A prenatal and newborn-screening network will be expanded throughout the country to reach the target of serving 30 percent of newborn babies and 15 percent of pregnant women by 2015, according to Department of Population and Family Planning.
A prenatal and newborn-screening network will be expanded throughout the country to reach the target of serving 30 percent of newborn babies and 15 percent of pregnant women by 2015, according to Department of Population and Family Planning.

The target is established by the national strategic population and reproductive health development plan for the 2015-2020 period approved by Prime Minister Nguyen Tan Dung.

Dr Do Ngoc Tan, the department’s head, said they hope to have 50 percent of pregnant women screened and 80 percent of newborn babies by 2020.

Tan spoke at a workshop on prenatal and newborn screening held on Dec. 9 in HCM City by Tu Du Obstetrics Hospital and General Office for Population and Family Planning.

“This is a big challenge,” he said, adding that many provinces and cities that are part of the network face a shortage of funds and equipment.

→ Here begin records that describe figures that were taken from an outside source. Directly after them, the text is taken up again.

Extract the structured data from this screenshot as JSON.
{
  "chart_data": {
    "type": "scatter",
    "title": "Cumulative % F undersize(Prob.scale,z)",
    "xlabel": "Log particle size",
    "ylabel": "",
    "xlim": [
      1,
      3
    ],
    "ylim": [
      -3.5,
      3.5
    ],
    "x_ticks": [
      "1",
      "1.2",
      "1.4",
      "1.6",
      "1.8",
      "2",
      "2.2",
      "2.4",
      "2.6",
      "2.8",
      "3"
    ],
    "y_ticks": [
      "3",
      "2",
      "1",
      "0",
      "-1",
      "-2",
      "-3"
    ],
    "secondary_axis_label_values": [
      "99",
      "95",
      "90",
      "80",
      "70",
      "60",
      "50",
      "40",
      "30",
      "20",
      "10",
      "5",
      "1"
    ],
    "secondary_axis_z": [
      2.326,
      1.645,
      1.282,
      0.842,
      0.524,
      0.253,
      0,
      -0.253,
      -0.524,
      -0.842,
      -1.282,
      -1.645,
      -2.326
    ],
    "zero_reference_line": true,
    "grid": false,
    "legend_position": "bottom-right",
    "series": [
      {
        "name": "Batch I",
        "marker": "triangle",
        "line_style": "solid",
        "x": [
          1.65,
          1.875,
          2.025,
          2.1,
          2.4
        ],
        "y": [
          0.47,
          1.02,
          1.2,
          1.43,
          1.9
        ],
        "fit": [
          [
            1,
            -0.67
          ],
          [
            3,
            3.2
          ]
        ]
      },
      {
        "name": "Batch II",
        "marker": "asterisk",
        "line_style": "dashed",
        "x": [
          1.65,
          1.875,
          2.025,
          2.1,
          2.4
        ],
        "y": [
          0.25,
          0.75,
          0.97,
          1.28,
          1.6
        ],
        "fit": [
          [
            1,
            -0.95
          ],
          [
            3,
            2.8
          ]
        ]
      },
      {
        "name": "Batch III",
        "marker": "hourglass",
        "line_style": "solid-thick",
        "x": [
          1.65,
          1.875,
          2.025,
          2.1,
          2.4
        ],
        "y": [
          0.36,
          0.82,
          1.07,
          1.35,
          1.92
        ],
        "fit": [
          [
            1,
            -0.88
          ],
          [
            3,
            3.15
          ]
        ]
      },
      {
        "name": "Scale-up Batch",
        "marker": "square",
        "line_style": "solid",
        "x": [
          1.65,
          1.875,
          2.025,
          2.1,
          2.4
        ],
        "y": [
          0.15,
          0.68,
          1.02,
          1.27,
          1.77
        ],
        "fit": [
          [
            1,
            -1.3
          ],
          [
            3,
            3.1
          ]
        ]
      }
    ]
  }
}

To develop the network throughout the country, Tan said the Government should invest further and improve training of provincial health officials in prenatal and newborn screening.

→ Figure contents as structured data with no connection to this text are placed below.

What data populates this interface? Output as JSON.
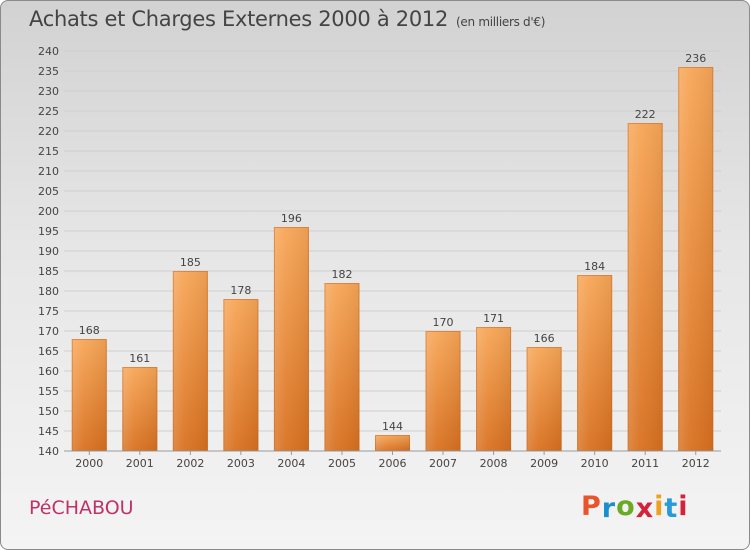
{
  "header": {
    "title": "Achats et Charges Externes 2000 à 2012",
    "subtitle": "(en milliers d'€)"
  },
  "footer": {
    "commune": "PéCHABOU",
    "brand": "Proxiti",
    "brand_colors": [
      "#e8542b",
      "#1a8fd0",
      "#6aaa24",
      "#d4223a",
      "#f0a020",
      "#2a9ad6",
      "#d4223a"
    ]
  },
  "colors": {
    "bar_light": "#f7a657",
    "bar_dark": "#d8701f",
    "grid": "#cfcfcf",
    "text": "#444444"
  },
  "chart_data": {
    "type": "bar",
    "categories": [
      "2000",
      "2001",
      "2002",
      "2003",
      "2004",
      "2005",
      "2006",
      "2007",
      "2008",
      "2009",
      "2010",
      "2011",
      "2012"
    ],
    "values": [
      168,
      161,
      185,
      178,
      196,
      182,
      144,
      170,
      171,
      166,
      184,
      222,
      236
    ],
    "data_labels": [
      "168",
      "161",
      "185",
      "178",
      "196",
      "182",
      "144",
      "170",
      "171",
      "166",
      "184",
      "222",
      "236"
    ],
    "yticks": [
      "140",
      "145",
      "150",
      "155",
      "160",
      "165",
      "170",
      "175",
      "180",
      "185",
      "190",
      "195",
      "200",
      "205",
      "210",
      "215",
      "220",
      "225",
      "230",
      "235",
      "240"
    ],
    "ylim": [
      140,
      240
    ],
    "grid": true
  }
}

According to the General Office for Population and Family Planning, an average of one million babies are delivered each year in Vietnam .

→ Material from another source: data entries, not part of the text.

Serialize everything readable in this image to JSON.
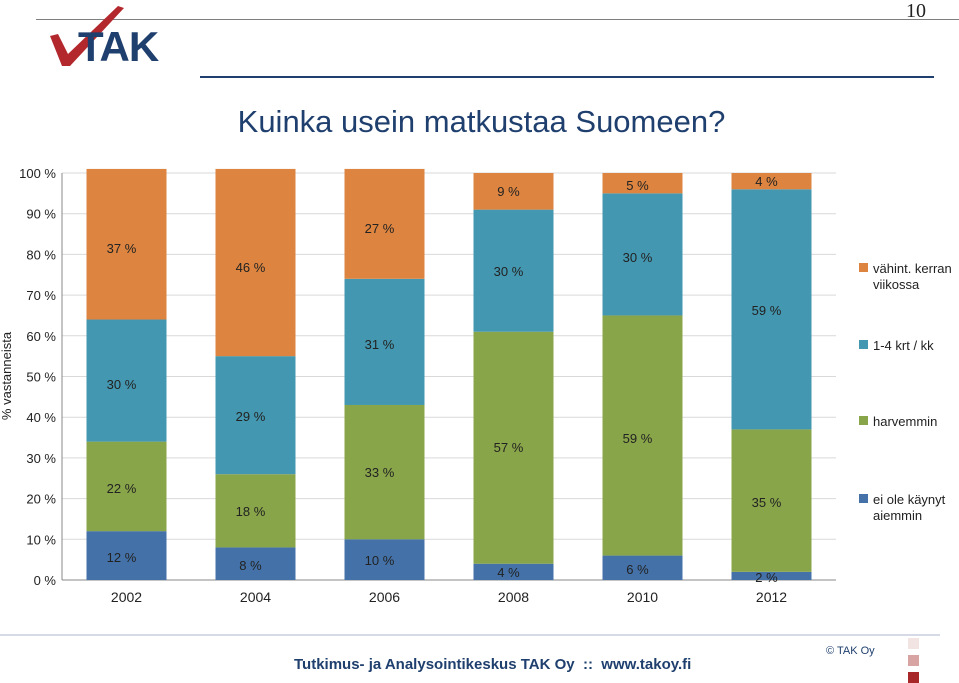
{
  "page": {
    "number": "10",
    "title": "Kuinka usein matkustaa Suomeen?"
  },
  "logo": {
    "text": "TAK"
  },
  "footer": {
    "text": "Tutkimus- ja Analysointikeskus TAK Oy  ::  www.takoy.fi",
    "copyright": "© TAK Oy"
  },
  "colors": {
    "accent": "#1f3f6e",
    "vahint_kerran_viikossa": "#dd8540",
    "krt_kk": "#4497b0",
    "harvemmin": "#89a54a",
    "ei_ole_kaynyt": "#4472a8"
  },
  "chart_data": {
    "type": "bar",
    "stacked": true,
    "categories": [
      "2002",
      "2004",
      "2006",
      "2008",
      "2010",
      "2012"
    ],
    "ylabel": "% vastanneista",
    "ylim": [
      0,
      100
    ],
    "yticks": [
      "0 %",
      "10 %",
      "20 %",
      "30 %",
      "40 %",
      "50 %",
      "60 %",
      "70 %",
      "80 %",
      "90 %",
      "100 %"
    ],
    "legend_position": "right",
    "series": [
      {
        "name": "ei ole käynyt aiemmin",
        "color": "#4472a8",
        "values": [
          12,
          8,
          10,
          4,
          6,
          2
        ],
        "labels": [
          "12 %",
          "8 %",
          "10 %",
          "4 %",
          "6 %",
          "2 %"
        ]
      },
      {
        "name": "harvemmin",
        "color": "#89a54a",
        "values": [
          22,
          18,
          33,
          57,
          59,
          35
        ],
        "labels": [
          "22 %",
          "18 %",
          "33 %",
          "57 %",
          "59 %",
          "35 %"
        ]
      },
      {
        "name": "1-4 krt / kk",
        "color": "#4497b0",
        "values": [
          30,
          29,
          31,
          30,
          30,
          59
        ],
        "labels": [
          "30 %",
          "29 %",
          "31 %",
          "30 %",
          "30 %",
          "59 %"
        ]
      },
      {
        "name": "vähint. kerran viikossa",
        "color": "#dd8540",
        "values": [
          37,
          46,
          27,
          9,
          5,
          4
        ],
        "labels": [
          "37 %",
          "46 %",
          "27 %",
          "9 %",
          "5 %",
          "4 %"
        ]
      }
    ],
    "legend": [
      {
        "name": "vähint. kerran viikossa",
        "lines": [
          "vähint. kerran",
          "viikossa"
        ],
        "color": "#dd8540"
      },
      {
        "name": "1-4 krt / kk",
        "lines": [
          "1-4 krt / kk"
        ],
        "color": "#4497b0"
      },
      {
        "name": "harvemmin",
        "lines": [
          "harvemmin"
        ],
        "color": "#89a54a"
      },
      {
        "name": "ei ole käynyt aiemmin",
        "lines": [
          "ei ole käynyt",
          "aiemmin"
        ],
        "color": "#4472a8"
      }
    ]
  }
}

Of that number, between 22,000 and 30,000 babies have congenital defects.

If more pre-natal screening occurred, more abnormalities would be diagnosed.


Tan said it is important to expand the network throughout the country from its current number in 51 provinces and cities nationwide. The network began in 2007.

The hospitals that offer training for pre-screening are the National Hospital of Obstetrics and Gynecology in Hanoi , Hue Medical University in Thua Thien-Hue province, and Tu Du Obstetrics Hospital in HCM City .

The national network has provided counselling on prenatal and newborn screening to 80 percent of pregnant women in the provinces and cities.

Ninety percent of pregnant women have received screening, and 40 percent of newborn babies have their blood taken for testing.

The Ministry of Health said the network has contributed to reducing the rate of newborn babies with congenital defects.

The number of congenital defects discovered and treated in a timely fashion has also increased.

Reports from the network in 12 northern provinces and cities showed that 55.7 percent of 6,235 prenatal-screened cases had congenital defects during the 2007-2010 period.

Dr Pham Viet Thanh, head of HCM City Department of Health, who is charged with developing the network in southern provinces and cities, said that more than 82,142 newborn babies in 20 southern provinces and cities had been screened since 2007.


Each year, the city’s neigbouring provinces and cities transfers more than 4,000 pregnant women at a high risk of delivering babies with congenital defects to the city’s Tu Du Obstetrics Hospital after screening.

Among them, more than 2,000 are forced to give up their babies.

“If there was no screening, this number of newborn babies would have been a burden on society,” Thanh said.

Tan said he expects the number of congenital defects to rise as more screening increases in the 2015-20 period./.